Thyroid disorders: These result in thyroid hormone imbalance conditions, namely hyperthyroidism (surplus thyroid hormones) and hypothyroidism (impaired functioning of the thyroid gland).
Chemotherapy Complications: Chemotherapy involves seeking cancer treatment routinely and the body environment’s exposure to powerful anticancer drugs, which obstruct optimal nail development from the nail matrix leading to Beau’s lines.
Mumps: A very contagious disease triggered by the paramyxovirus which belongs to the Rubulavirus family, mumps gives rise to inflamed salivary glands located beside the ears.
Syphilis: This is an STI (sexually transmitted infection) instigated by the Treponema pallidum bacteria and spreads from the afflicted person to a healthy individual through sexual activity.
Diabetes: Blood sugar levels fluctuate often in people with diabetes which results in heart problems as well as weakness in nerves and Beau’s lines on nails.
Endocarditis: This inflammation in the interior lining of the heart – the endocardium due to bacterial infection can lead to improper nail growth.
Zinc Deficiency: Insufficient amounts of vital trace mineral zinc in the body hampers growth and immunity, including normal development of nail structures.
Pneumonia: A lung infection induced by bacteria, viruses or fungi which leads to breathing distress, bulging of air sacs and fever.
Subungual Melanoma: This is a rare form of cancer that impedes the growth of the nail from the nail matrix, giving rise to Beau’s lines.
Also Read: Subungual Melanoma: Causes, Symptoms And Treatment
The condition of Beau’s lines arises when the growth of the nail is restricted at the nail matrix, which is the juncture at which the nail surfaces from the skin in fingers.

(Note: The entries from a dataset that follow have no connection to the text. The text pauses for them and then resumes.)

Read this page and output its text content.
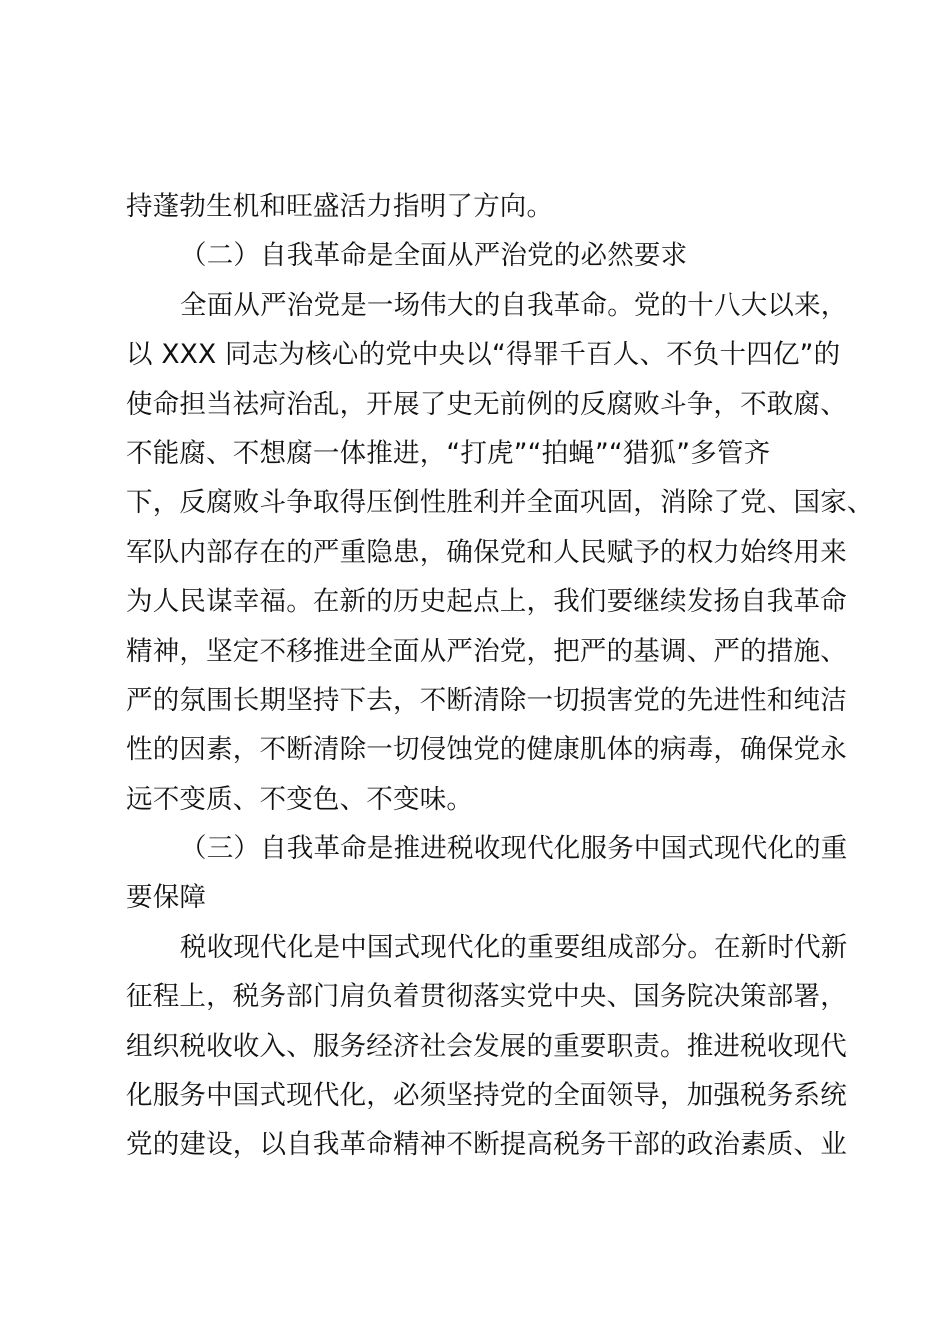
持蓬勃生机和旺盛活力指明了方向。
（二）自我革命是全面从严治党的必然要求
全面从严治党是一场伟大的自我革命。党的十八大以来，
以 XXX 同志为核心的党中央以“得罪千百人、不负十四亿”的
使命担当祛疴治乱，开展了史无前例的反腐败斗争，不敢腐、
不能腐、不想腐一体推进，“打虎”“拍蝇”“猎狐”多管齐
下，反腐败斗争取得压倒性胜利并全面巩固，消除了党、国家、
军队内部存在的严重隐患，确保党和人民赋予的权力始终用来
为人民谋幸福。在新的历史起点上，我们要继续发扬自我革命
精神，坚定不移推进全面从严治党，把严的基调、严的措施、
严的氛围长期坚持下去，不断清除一切损害党的先进性和纯洁
性的因素，不断清除一切侵蚀党的健康肌体的病毒，确保党永
远不变质、不变色、不变味。
（三）自我革命是推进税收现代化服务中国式现代化的重
要保障
税收现代化是中国式现代化的重要组成部分。在新时代新
征程上，税务部门肩负着贯彻落实党中央、国务院决策部署，
组织税收收入、服务经济社会发展的重要职责。推进税收现代
化服务中国式现代化，必须坚持党的全面领导，加强税务系统
党的建设，以自我革命精神不断提高税务干部的政治素质、业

They appear as noticeable horizontal lines, at times with a slight yellow discolouration like in fungal nail infections.
Beau’s lines also trigger soreness and pain in certain instances at the fingertips, from discomfort due to the abnormally-shaped nails. Beau’s lines can also arise in the toenails.
The doctor usually conducts a thorough external examination of the nails in the fingers and toes to look for signs of indented surfaces stretching horizontally across the nailbed. He also enquires if the patient has experienced any severe infection or injury in the fingertips or nails to determine if that could be the cause of Beau’s lines.
The physician then collects blood samples to see if any pre-existing illnesses such as diabetes or thyroid could be the reason for the patient exhibiting Beau’s lines on nails. The healthcare provider also measures the distance between the cuticle and the tip of Beau’s lines to evaluate how long before the dents have surfaced, since the normal rate of growth of fingernails is 0.1 mm per day and that of toenails is 0.03 mm per day.
Upon confirming the diagnosis of Beau’s lines, the doctor recommends the appropriate treatment depending on the cause of indented nails. Nails grow at a slow pace and take up to 6 months to develop fully and replace the broken or damaged tissues. If injury or infection is the cause of Beau’s lines, then applying creams to soothe pain and swelling in the area of the fingernails will heal the condition.
In case an underlying ailment is triggering Beau’s lines, then taking remedial measures to rectify the health anomaly will eventually diminish the signs of Beau’s lines as well. If the medical expert ascertains that acute kidney failure is the reason for the appearance of Beau’s lines, then the patient must be hospitalized and given pertinent medical treatment at once, to repair the kidneys and ensure a complete recovery.